We also sell electronic versions of our books through DriveThruRPG and our own website. Digital downloads are great for people who want their game products instantly, enjoy the convenience of electronic products, or just want to avoid shipping charges. We support DriveThru by participating in their site-wide sales, as well as partnering with them on projects like the upcoming Cypher System Creator (which will allow third-party publishers, including members of the gaming community, to create, publish, and distribute their own Cypher System content at DriveThruRPG and its family of sites).
And of course we sell our products through distributors, which is how stores get our print products. Great game stores are fantastic because they offer a place to play, to demonstrate our games, as well as a place to develop a community. We support game stores through our Asset Team—demoers who go to stores to run our games all across the country. We provide stores with posters, shelf talkers, and other retail promotional materials. For our major game releases, we have created retailer pre-order programs to enable stores to offer special deals to customers. Lastly (and this is still a bit hush-hush, so keep this between us for now) we’re working on an organized play program to enable and encourage game masters in stores to run ongoing Numenera campaigns.
Each of these channels has different strengths and reaches different customers. Each customer has unique needs and finds new products in their own ways. A PDF user who frequents DriveThru might not have a local game store, and a game store customer might never go to Kickstarter because he wants a more hands-on experience.
But there’s more. Since we have started Monte Cook Games (and in truth, since when I ran Malhavoc Press, an innovator in PDF game products), I’ve seen one channel help another. A rising tide lifts all boats, as they say. For example, I’ve talked to literally hundreds of gamers who’ve purchased a PDF and loved it so much they decided to go to their game store and get the same product (or a related one) in print. I’ve also heard time and again from players whose GM got one of our games through Kickstarter, and later the players bought a copy of the rules for themselves in a store.

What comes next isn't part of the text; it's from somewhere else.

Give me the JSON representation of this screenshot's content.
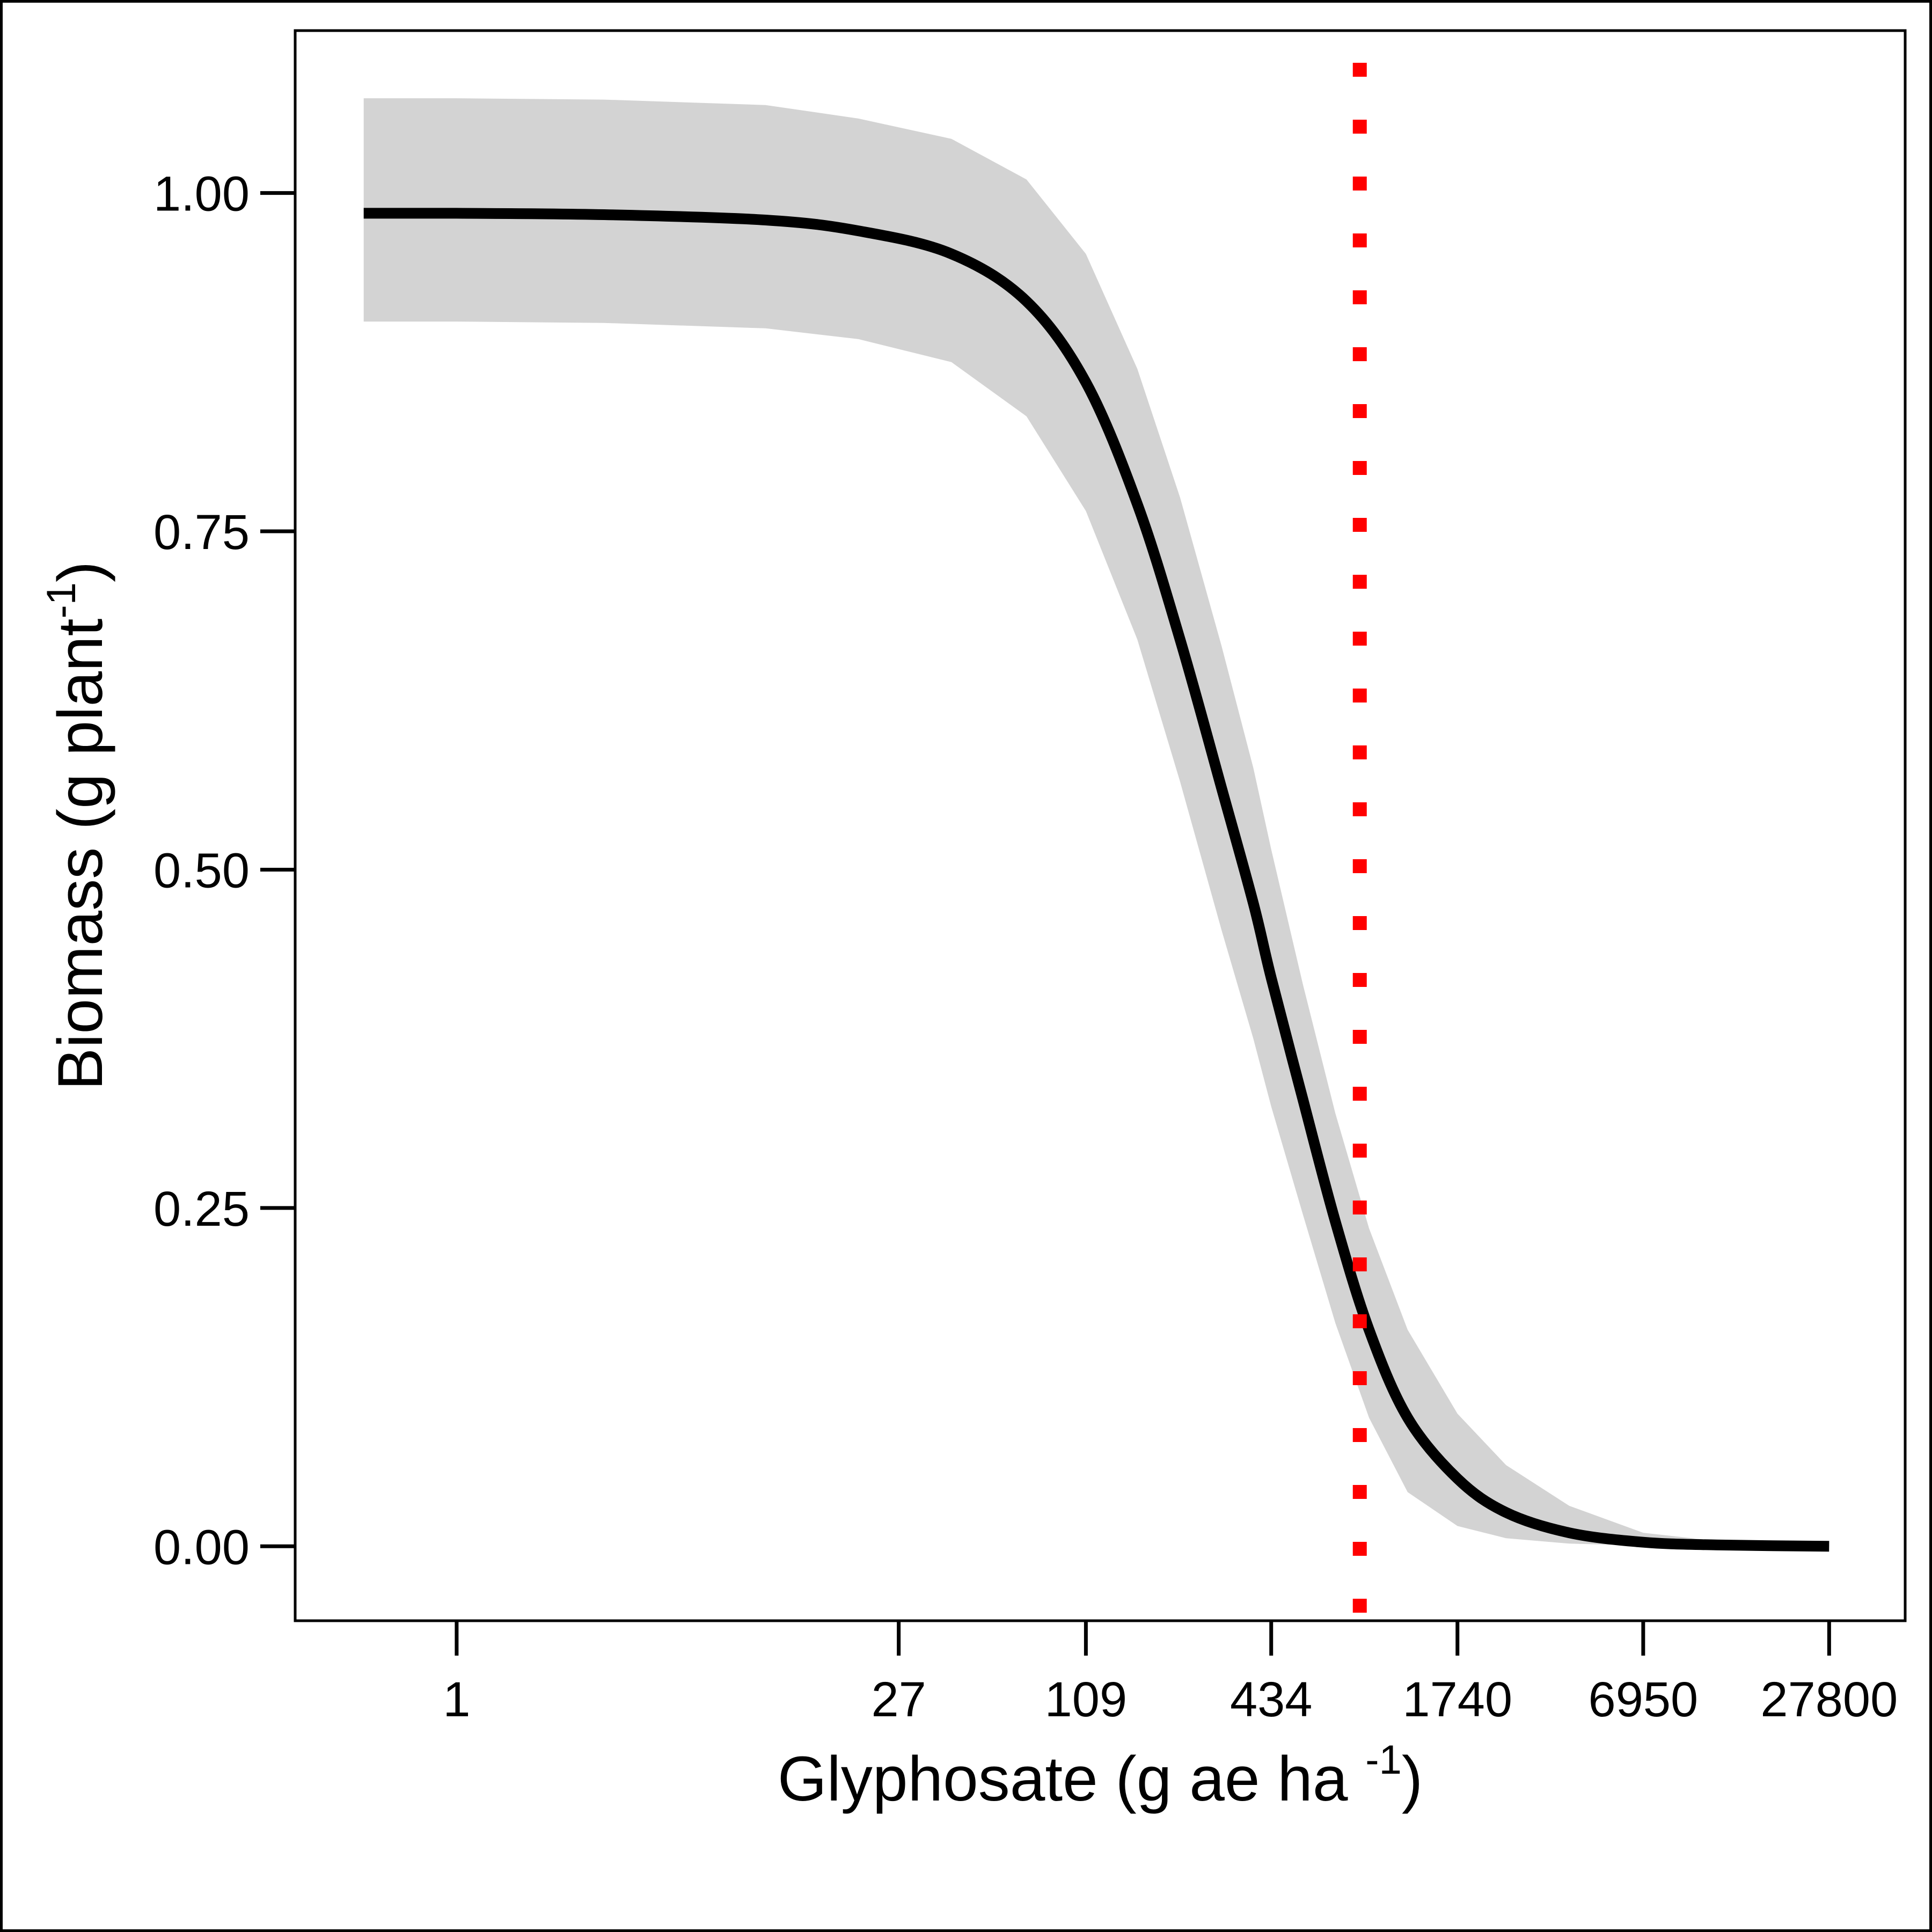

In other words, success in one channel doesn’t hurt the others, it helps. The more successful a product is in one channel, the more successful it will be elsewhere. I remember when Numenera’s very successful Kickstarter campaign finished, and many people thought, “Well, everyone who was going to buy that game already got it through Kickstarter.” But that didn’t turn out to be the case at all. Through the other channels, post-Kickstarter, we’ve sold many, many times over the copies we delivered to Kickstarter backers. Even further back, I remember when I first started selling Malhavoc Press PDFs. “No one will buy the physical books now,” I was told. Again, that wasn’t at all borne out by the eventual sales data.
Combining a multi-tier approach using every channel available ensures that we can get our game products in the hands of as many gamers as possible.